45 Laisser entendre que, lorsqu'une allégation formulée dans une affaire civile est grave, la preuve offerte doit être examinée plus attentivement suppose que l'examen peut être moins rigoureux dans le cas d'une allégation moins grave. Je crois qu'il est erroné de dire que notre régime juridique admet différents degrés d'examen de la preuve selon la gravité de l'affaire. Il n'existe qu'une seule règle de droit : le juge du procès doit examiner la preuve attentivement.

[…]

154 La décision faisant autorité en ce qui concerne le critère pour les agressions sexuelles est la décision de la Cour suprême dans Ewanchuk. La Cour suprême a déclaré ce qui suit dans cette décision :

[…]

25 L'actus reus de l'agression sexuelle est établi par la preuve de trois éléments : (i) les attouchements, (ii) la nature sexuelle des contacts, (iii) l'absence de consentement. Les deux premiers éléments sont objectifs. Il suffit que le ministère public prouve que les actes de l'accusé étaient volontaires. La nature sexuelle de l'agression est déterminée objectivement; le ministère public n'a pas besoin de prouver que l'accusé avait quelque mens rea pour ce qui est de la nature sexuelle de son comportement […].
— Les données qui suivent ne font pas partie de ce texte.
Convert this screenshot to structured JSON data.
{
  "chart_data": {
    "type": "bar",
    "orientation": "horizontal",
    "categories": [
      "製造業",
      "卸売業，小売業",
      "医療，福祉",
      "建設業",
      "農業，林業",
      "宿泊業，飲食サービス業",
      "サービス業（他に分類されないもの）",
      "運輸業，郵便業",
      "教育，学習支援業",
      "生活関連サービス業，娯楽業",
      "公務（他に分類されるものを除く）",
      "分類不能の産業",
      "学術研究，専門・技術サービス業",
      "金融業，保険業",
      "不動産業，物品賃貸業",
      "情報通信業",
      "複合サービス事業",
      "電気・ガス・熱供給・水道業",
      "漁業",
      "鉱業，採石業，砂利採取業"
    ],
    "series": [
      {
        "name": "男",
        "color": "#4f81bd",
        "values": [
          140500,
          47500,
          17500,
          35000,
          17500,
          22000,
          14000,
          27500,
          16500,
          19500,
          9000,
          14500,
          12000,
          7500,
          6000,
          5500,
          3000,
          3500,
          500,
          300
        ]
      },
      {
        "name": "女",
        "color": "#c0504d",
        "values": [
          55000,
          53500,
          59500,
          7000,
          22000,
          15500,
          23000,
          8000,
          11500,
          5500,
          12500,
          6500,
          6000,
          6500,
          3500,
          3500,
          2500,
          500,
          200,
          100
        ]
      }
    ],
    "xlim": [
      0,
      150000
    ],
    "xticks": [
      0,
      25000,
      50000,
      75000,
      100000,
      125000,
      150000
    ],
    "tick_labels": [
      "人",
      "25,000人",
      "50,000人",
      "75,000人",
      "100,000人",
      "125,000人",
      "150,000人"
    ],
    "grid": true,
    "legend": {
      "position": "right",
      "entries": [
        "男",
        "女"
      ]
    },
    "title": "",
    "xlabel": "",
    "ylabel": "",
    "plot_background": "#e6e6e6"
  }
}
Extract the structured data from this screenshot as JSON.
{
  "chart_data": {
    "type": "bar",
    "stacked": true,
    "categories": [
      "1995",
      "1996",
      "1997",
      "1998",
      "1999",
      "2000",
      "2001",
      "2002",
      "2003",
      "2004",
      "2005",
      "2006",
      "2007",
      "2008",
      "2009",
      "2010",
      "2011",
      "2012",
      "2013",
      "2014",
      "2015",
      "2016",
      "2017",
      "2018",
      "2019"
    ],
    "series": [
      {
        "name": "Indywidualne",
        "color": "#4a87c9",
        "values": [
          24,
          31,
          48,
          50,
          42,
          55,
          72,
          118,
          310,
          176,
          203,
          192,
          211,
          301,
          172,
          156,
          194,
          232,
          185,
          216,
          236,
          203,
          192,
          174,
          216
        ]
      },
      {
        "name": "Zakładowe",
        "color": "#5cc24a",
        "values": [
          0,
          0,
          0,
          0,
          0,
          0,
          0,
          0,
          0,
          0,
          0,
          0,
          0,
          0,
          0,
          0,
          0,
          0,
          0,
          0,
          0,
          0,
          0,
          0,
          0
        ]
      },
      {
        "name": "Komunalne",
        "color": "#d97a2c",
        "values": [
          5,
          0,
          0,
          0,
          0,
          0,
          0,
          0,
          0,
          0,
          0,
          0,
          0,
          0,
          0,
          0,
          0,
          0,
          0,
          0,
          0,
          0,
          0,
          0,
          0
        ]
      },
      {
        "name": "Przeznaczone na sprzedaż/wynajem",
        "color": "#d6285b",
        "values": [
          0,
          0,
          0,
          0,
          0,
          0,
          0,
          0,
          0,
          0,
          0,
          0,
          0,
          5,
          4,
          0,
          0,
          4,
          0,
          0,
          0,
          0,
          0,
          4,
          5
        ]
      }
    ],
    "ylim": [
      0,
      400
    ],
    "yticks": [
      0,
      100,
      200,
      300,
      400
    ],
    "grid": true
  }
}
Toutefois, l'absence de consentement est subjective et déterminée par rapport à l'état d'esprit subjectif dans lequel se trouvait en son for intérieur la plaignante à l'égard des attouchements, lorsqu'ils ont eu lieu.

[…]

31 […] le juge des faits ne peut tirer que l'une ou l'autre des deux conclusions suivantes : la plaignante a consenti ou elle n'a pas consenti. Il n'y a pas de troisième possibilité. Si le juge des faits accepte le témoignage de la plaignante qu'elle n'a pas consenti, même si son comportement contredit fortement cette prétention, l'absence de consentement est établie et le troisième élément de l'actus reus de l'agression sexuelle est prouvé. Dans notre jurisprudence de common law, la doctrine du consentement tacite a été reconnue dans divers contextes, mais pas dans celui de l'agression sexuelle.

[…]

32 En l'espèce, le juge du procès a accepté le témoignage de la plaignante qu'elle n'avait pas consenti. Cela étant, il s'est ensuite donné de mauvaises directives lorsqu'il a pris en compte les actes de la plaignante, mais non son état d'esprit subjectif, pour décider de la question du consentement. Par conséquent, il n'a pas tenu compte de sa conclusion précédente selon laquelle tous les attouchements sexuels de l'accusé étaient non souhaités. Il a plutôt considéré ce qu'il percevait comme un comportement ambigu de la part de la plaignante comme étant l'incapacité du ministère public de prouver l'absence de consentement.

[…]

39 La question n'est pas de savoir si la plaignante aurait préféré ne pas se livrer à l'activité sexuelle, mais plutôt si elle croyait n'avoir le choix qu'entre deux partis : acquiescer ou être violentée. Si la plaignante donne son accord à l'activité sexuelle uniquement parce qu'elle croit sincèrement qu'elle subira de la violence physique si elle ne le fait pas, le droit considère qu'il y a absence de consentement, et le troisième élément de l'actus reus de l'infraction d'agression sexuelle est établi. Le juge des faits doit conclure que la plaignante ne voulait pas subir d'attouchements sexuels et qu'elle a décidé de permettre l'activité sexuelle ou d'y participer en raison d'une crainte sincère. Il n'est pas nécessaire que la crainte de la plaignante soit raisonnable, ni qu'elle ait été communiquée à l'accusé pour que le consentement soit vicié. Bien que la plausibilité de la crainte alléguée et toutes expressions évidentes de cette crainte soient manifestement pertinentes pour apprécier la crédibilité de la prétention de la plaignante qu'elle a consenti sous l'effet de la crainte, la démarche est subjective.

[…]

46 […] [p]our que les actes de l'accusé soient empreints d'innocence morale, la preuve doit démontrer que ce dernier croyait que la plaignante avait communiqué son consentement à l'activité sexuelle en question […].

[…]

49 […] la notion de « consentement » signifie que la plaignante avait, par ses paroles ou son comportement, manifesté son accord à l'activité sexuelle […].

[…]

[Le passage en évidence l'est dans l'original]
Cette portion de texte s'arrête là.